Item 7.01. Regulation FD Disclosure.

On May 8, 2008, the Company and Parent issued a joint press release announcing that the Company and Parent had entered into the Merger Agreement, as described in Item 1.01 of this report. A copy of the joint press release is furnished herewith as Exhibit 99.2.

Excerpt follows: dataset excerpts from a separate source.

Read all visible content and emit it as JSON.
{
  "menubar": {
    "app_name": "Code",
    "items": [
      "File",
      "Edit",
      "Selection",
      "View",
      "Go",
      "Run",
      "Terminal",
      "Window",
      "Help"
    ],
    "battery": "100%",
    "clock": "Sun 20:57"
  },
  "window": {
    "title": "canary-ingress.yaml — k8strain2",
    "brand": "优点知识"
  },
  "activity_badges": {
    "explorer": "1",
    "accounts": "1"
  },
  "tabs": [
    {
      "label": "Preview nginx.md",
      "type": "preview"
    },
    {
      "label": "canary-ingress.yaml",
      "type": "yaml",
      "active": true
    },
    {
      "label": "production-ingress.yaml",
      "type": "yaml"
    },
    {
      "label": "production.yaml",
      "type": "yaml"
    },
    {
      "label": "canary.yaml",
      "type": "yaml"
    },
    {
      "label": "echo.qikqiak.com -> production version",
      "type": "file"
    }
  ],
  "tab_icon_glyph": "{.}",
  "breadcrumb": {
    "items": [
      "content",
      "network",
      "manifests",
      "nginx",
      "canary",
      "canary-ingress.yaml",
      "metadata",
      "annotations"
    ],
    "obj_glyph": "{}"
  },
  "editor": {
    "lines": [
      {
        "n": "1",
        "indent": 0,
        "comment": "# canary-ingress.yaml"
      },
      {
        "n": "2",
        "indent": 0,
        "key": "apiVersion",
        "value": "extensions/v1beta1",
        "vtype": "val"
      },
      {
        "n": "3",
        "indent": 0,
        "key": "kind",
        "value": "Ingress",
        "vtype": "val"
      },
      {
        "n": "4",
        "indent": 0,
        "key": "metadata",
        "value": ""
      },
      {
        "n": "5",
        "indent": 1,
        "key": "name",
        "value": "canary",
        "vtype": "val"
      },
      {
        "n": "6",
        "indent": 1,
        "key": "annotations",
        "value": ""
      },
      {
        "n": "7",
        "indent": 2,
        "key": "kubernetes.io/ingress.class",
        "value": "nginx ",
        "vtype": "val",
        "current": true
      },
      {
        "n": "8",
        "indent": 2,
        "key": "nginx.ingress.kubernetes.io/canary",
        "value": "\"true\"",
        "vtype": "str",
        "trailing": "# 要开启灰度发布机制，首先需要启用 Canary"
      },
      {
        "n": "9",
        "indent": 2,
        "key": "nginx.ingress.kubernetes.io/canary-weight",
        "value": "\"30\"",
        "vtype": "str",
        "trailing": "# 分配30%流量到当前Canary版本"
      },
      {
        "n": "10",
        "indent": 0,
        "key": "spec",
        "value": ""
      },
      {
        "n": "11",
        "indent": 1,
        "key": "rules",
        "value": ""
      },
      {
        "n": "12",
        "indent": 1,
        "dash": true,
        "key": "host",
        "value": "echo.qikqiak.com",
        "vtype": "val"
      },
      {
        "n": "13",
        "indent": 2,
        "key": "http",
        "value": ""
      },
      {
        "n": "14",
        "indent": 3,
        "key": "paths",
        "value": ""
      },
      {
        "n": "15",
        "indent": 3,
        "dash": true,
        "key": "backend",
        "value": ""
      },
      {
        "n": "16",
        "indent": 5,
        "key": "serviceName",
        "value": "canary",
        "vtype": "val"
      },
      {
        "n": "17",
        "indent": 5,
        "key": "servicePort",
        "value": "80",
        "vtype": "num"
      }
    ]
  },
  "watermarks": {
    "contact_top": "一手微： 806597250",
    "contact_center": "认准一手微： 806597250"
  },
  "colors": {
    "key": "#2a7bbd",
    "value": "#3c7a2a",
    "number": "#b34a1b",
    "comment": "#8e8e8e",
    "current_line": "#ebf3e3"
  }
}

     The information contained in this Item 7.01 and Exhibit 99.2 shall not be deemed “filed” for purposes of Section 18 of the Securities Exchange Act of 1934, as amended, or otherwise subject to liabilities of that Section.

 


Item 9.01.     Financial Statements and Exhibits.
 
         (d) Exhibits.  
 
         Exhibit Description
         Number  
 
         2.1   Agreement and Plan of Merger, dated as of May 7, 2008, among Enliven Marketing Technologies Corporation, DG FastChannel, Inc. and DG Acquisition Corp. VI.*
 
         2.2   Amendment No. 4 to the Amended and Restated Rights Agreement, dated as of May 7, 2008, among Enliven Marketing Technologies Corporation and Computershare Trust Company,  N.A. (f/k/a EquiServe Trust Company, N.A., as successor to Fleet National Bank (f/k/a BankBoston, N.A.)), as Rights Agent.
 
         99.1 Press release issued by Enliven Marketing Technologies Corporation dated May 9, 2008.
   
         99.2 Press release issued by Enliven Marketing Technologies Corporation and DG FastChannel, Inc. dated May 8, 2008.
     

*Schedules omitted pursuant to Item 601(b)(2) of Regulations S-K. The Company undertakes to furnish supplemental copies of any of the omitted schedules upon request by the U.S. Securities and Exchange Commission.


SIGNATURES

     Pursuant to the requirements of the Securities Exchange Act of 1934, the registrant has duly caused this report to be signed on its behalf by the undersigned hereunto duly authorized.

 

   
ENLIVEN MARKETING TECHNOLOGIES
CORPORATION
 
      Name:   /s/ Andrew J. Graf
      By:   Andrew J. Graf
      Title:   Secretary

 

Date: May 12, 2008

 


    EXHIBIT INDEX
 
Exhibit   Description
Number    
 
2.1   Agreement and Plan of Merger, dated as of May 7, 2008, among Enliven Marketing Technologies Corporation, DG FastChannel, Inc. and DG Acquisition Corp. VI.*
 
2.2   Amendment No. 4 to the Amended and Restated Rights Agreement, dated as of May 7, 2008, among Enliven Marketing Technologies Corporation and Computershare Trust Company, N.A. (f/k/a EquiServe Trust Company, N.A., as successor to Fleet National Bank (f/k/a BankBoston, N.A.)), as Rights Agent.
 
99.1   Press release issued by Enliven Marketing Technologies Corporation dated May 9, 2008.
 
99.2   Press release issued by Enliven Marketing Technologies Corporation and DG FastChannel, Inc. dated May 8, 2008.
     

*Schedules omitted pursuant to Item 601(b)(2) of Regulations S-K. The Company undertakes to furnish supplemental copies of any of the omitted schedules upon request by the U.S. Securities and Exchange Commission.